Whether the Atlas doctrine or the Mirant doctrine is applied to San Roque is immaterial
because what is at issue in the present case is San Roques non-compliance with the 120-day
mandatory and jurisdictional period, which is counted from the date it filed its administrative
claim with the CIR. The 120-day period may extend beyond the two-year prescriptive period,
as long as the administrative claim is filed within the two-year prescriptive period. However,
San Roques fatal mistake is that it did not wait for the CIR to decide within the 120-day
period, a mandatory period whether the Atlas or the Mirant doctrine is applied.
Section 112(D) of the 1997 Tax Code is clear, unequivocal, and categorical that the CIR has
120 days to act on an administrative claim.
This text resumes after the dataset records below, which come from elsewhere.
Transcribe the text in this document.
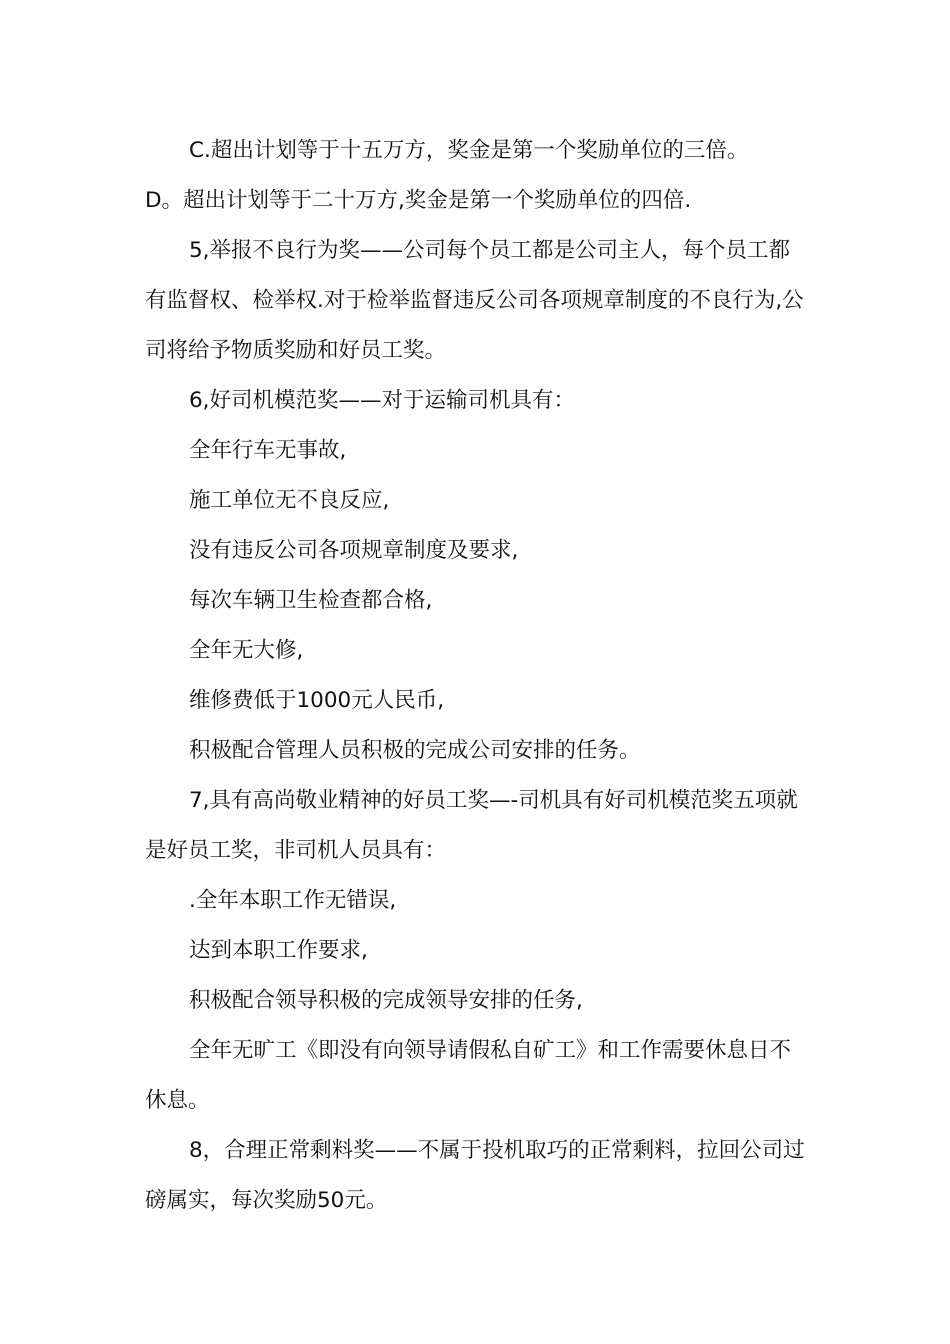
C.超出计划等于十五万方，奖金是第一个奖励单位的三倍。

D。超出计划等于二十万方,奖金是第一个奖励单位的四倍.

5,举报不良行为奖——公司每个员工都是公司主人，每个员工都有监督权、检举权.对于检举监督违反公司各项规章制度的不良行为,公司将给予物质奖励和好员工奖。

6,好司机模范奖——对于运输司机具有：

全年行车无事故,

施工单位无不良反应,

没有违反公司各项规章制度及要求,

每次车辆卫生检查都合格,

全年无大修,

维修费低于1000元人民币,

积极配合管理人员积极的完成公司安排的任务。

7,具有高尚敬业精神的好员工奖—-司机具有好司机模范奖五项就是好员工奖，非司机人员具有：

.全年本职工作无错误,

达到本职工作要求,

积极配合领导积极的完成领导安排的任务,

全年无旷工《即没有向领导请假私自矿工》和工作需要休息日不休息。

8，合理正常剩料奖——不属于投机取巧的正常剩料，拉回公司过磅属实，每次奖励50元。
The taxpayer can file the judicial claim
(1) Only within 30 days after the CIR partially or fully denies the claim within the 120-
day period, or
(2) only within 30 days from the expiration of the 120- day period if the CIR does not act
within the 120-day period.
Even if, contrary to all principles of statutory construction as well as plain common sense, we
gratuitously apply now Section 4.106-2(c) of Revenue Regulations No. 7-95, still San Roque
cannot recover any refund or credit because San Roque did not wait for the 60-day
period to lapse, contrary to the express requirement in Section 4.106-2(c).
SC granted the petition of CIR to deny the tax refund or credit claim of San Roque.